Beginning with ONTAP 9.5, support for 4-byte UTF-8 encoded names enables the creation and display of file, directory, and tree names that include Unicode supplementary characters outside the Basic Multilingual Plane (BMP). In earlier releases, these supplementary characters did not display correctly in multiprotocol environments.

To enable support for 4-byte UTF-8 encoded names, a new utf8mb4 language code is available for the vserver and volume command families.

  • You must create a new volume in one of the following ways:

  • Setting the volume -language option explicitly: volume create -language utf8mb4 {…}

  • Inheriting the volume -language option from an SVM that has been created with or modified for the option: vserver [create|modify] -language utf8mb4 {…}``volume create {…}

  • You cannot modify existing volumes for utf8mb4 support; you must create a new utf8mb4-ready volume, and then migrate the data using client-based copy tools.

    You can update SVMs for utf8mb4 support, but existing volumes retain their original language codes.

    Note

    LUN names with 4-byte UTF-8 characters are not currently supported.

  • Unicode character data is typically represented in Windows file systems applications using the 16-bit Unicode Transformation Format (UTF-16) and in NFS file systems using the 8-bit Unicode Transformation Format (UTF-8).

    In releases prior to ONTAP 9.5, names including UTF-16 supplementary characters that were created by Windows clients were correctly displayed to other Windows clients but were not translated correctly to UTF-8 for NFS clients. Similarly, names with UTF-8 supplementary characters by created NFS clients were not translated correctly to UTF-16 for Windows clients.

  • When you create file names on systems running ONTAP 9.4 or earlier that contain valid or invalid supplementary characters, ONTAP rejects the file name and returns an invalid file name error.

    To avoid this issue, use only BMP characters in file names and avoid using supplementary characters, or upgrade to ONTAP 9.5 or later.

Beginning with ONTAP 9, Unicode characters are allowed in qtree names.

  • You can use either the volume qtree command family or System Manager to set or modify qtree names.

  • qtree names can include multi-byte characters in Unicode format, such as Japanese and Chinese characters.

  • In releases before ONTAP 9.5, only BMP characters (that is, those that could be represented in 3 bytes) were supported.

    Note

    In releases before ONTAP 9.5, the junction-path of the qtree’s parent volume can contain qtree and directory names with Unicode characters.

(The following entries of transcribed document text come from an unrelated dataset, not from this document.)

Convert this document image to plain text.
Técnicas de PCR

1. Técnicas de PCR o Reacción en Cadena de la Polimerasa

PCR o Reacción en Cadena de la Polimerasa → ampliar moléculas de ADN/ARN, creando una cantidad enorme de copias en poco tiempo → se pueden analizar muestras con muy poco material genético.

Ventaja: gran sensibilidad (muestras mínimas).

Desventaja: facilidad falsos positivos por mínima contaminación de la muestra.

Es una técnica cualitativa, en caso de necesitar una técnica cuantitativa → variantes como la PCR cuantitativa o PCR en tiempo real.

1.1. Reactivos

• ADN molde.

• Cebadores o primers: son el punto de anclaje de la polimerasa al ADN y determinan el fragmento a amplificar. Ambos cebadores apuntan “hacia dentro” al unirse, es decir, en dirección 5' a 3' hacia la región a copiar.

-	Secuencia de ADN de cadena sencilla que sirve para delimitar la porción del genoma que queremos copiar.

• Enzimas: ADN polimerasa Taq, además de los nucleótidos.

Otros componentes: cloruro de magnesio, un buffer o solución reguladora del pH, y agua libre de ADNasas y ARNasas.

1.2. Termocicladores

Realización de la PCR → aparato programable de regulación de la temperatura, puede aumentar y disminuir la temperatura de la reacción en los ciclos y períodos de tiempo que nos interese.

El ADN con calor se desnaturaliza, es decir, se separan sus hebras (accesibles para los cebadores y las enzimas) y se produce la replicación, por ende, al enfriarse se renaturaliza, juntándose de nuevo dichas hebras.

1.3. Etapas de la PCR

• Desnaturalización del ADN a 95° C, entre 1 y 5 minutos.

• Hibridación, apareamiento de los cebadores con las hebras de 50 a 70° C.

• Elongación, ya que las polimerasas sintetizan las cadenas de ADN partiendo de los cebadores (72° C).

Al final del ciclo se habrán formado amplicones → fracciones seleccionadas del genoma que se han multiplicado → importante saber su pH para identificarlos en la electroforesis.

The volume show command displays these names correctly when the parent volume has a UTF-8 language setting. However, if the parent volume language is not one of the UTF-8 language settings, some parts of the junction-path are displayed using a numeric NFS alternate name.

  • In 9.5 and later releases, 4-byte characters are supported in qtree names, provided that the qtree is in a volume enabled for utf8mb4.